Bella Mia by Donatella Di Pietrantonio

Book Review by Gary Kaill | 25 Nov 2016
Book title: Bella Mia
Author: Donatella Di Pietrantonio, translated by Franca Scurti Simpson

“Tomorrow is our birthday. The third, since.” Di Pietrantonio’s second novel is set against the backdrop of a natural disaster – the 2009 earthquake that killed 308 inhabitants of L’Aquila in central Italy – but, three years on, the lasting impact of physical destruction is as nothing to the emotional aftershock. As survivors learn to make new lives in temporary housing, planting gardens around pre-fabricated units (“I’m surprised at their loyalty to the treacherous earth”), the devastation is unrelenting. Viewed in unflinching close-up as one small family learns how to redefine the very notion, Bella Mia is haunted by the loss of Olivia and narrated by her twin sister as she, their mother and her teenage nephew learn to navigate around their anger and their overwhelming grief. ‘Bella mia’. My beautiful.

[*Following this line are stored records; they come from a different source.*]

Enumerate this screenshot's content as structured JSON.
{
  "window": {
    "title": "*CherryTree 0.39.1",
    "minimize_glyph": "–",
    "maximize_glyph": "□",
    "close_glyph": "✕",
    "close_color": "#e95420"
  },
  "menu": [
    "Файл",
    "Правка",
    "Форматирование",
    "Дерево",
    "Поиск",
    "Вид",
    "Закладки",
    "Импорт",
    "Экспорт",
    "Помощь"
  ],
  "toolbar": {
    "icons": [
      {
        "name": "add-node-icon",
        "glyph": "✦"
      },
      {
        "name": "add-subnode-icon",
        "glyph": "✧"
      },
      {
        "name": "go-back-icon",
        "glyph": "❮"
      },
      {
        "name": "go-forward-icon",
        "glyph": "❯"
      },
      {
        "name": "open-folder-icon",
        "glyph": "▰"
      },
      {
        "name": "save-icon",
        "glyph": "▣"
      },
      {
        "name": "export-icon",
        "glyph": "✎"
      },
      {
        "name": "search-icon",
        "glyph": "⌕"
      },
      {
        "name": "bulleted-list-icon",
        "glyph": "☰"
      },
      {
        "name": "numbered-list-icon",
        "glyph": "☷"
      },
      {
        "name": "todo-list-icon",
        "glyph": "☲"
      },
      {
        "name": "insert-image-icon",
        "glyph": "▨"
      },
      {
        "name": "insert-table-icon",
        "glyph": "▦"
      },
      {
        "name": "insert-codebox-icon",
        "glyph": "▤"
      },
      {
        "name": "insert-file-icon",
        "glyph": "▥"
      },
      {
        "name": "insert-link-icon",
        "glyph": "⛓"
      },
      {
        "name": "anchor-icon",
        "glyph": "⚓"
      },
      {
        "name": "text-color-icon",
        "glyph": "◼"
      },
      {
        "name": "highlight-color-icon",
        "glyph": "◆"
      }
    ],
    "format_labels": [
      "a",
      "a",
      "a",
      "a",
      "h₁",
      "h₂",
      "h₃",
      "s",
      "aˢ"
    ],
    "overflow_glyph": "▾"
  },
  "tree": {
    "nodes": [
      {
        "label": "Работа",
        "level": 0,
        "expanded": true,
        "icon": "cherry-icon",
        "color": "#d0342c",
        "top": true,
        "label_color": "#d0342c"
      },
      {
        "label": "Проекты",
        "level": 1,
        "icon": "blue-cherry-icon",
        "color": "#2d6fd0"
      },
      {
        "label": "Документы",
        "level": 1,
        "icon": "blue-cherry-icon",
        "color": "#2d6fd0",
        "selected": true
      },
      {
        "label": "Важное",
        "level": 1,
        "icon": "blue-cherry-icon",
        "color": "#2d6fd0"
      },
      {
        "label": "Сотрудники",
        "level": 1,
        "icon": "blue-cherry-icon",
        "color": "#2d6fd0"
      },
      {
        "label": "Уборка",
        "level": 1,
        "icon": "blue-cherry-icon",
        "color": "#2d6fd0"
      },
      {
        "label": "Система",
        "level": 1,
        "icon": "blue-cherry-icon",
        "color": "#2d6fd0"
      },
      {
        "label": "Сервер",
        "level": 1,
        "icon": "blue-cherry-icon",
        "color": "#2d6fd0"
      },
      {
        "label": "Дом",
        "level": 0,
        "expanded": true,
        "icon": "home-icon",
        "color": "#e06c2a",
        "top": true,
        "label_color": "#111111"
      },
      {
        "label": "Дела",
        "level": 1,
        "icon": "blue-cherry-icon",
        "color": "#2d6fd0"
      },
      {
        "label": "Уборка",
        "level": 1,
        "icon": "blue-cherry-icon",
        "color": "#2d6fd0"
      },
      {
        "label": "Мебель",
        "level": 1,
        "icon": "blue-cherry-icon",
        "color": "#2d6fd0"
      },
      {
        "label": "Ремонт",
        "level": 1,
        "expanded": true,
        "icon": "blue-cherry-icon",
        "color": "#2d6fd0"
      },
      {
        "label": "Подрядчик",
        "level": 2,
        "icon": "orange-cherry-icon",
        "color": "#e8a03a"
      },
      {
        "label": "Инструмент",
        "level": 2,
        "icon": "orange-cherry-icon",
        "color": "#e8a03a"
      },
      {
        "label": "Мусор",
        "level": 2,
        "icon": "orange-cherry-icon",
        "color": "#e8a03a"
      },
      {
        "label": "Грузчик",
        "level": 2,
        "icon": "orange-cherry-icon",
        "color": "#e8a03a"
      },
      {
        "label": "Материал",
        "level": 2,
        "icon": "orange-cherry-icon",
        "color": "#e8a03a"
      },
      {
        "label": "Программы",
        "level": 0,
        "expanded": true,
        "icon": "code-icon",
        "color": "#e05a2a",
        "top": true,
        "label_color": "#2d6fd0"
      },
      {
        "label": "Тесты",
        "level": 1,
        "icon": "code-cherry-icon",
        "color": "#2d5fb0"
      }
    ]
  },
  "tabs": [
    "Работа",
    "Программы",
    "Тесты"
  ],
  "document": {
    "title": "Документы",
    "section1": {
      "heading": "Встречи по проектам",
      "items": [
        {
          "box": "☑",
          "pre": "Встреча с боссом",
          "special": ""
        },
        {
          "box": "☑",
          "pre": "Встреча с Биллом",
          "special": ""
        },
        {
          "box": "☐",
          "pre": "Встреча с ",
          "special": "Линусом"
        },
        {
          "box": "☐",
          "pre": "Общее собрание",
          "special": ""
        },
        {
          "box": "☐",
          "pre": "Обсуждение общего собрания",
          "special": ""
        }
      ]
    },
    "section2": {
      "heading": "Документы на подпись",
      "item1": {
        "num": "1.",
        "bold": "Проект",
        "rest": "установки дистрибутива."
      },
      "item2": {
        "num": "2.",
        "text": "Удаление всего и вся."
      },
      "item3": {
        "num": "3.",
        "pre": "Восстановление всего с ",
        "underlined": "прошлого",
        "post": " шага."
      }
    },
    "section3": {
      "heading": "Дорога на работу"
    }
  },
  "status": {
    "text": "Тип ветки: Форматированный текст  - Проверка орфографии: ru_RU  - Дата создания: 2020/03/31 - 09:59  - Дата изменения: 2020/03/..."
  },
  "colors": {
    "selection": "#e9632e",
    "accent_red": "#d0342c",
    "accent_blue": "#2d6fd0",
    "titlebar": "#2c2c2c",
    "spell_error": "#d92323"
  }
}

Bella Mia’s dense narrative belies its size: fewer than 200 pages and a revelation on every one. Di Pietrantonio’s gift for storytelling is sustained by the understated poetry of her language. Narrated with an arresting sobriety, much of its tragic backstory (not least the self-harm a sister will employ to survive the other's – "our" – birthday each year) will cause you to put the book down and pause. Still, Bella Mia makes clear, love endures and so must life. Translated from the original Italian by Franca Scurti Simpson, who has written with insight on 'the Ferrante effect', this magnficent work deserves no less attention.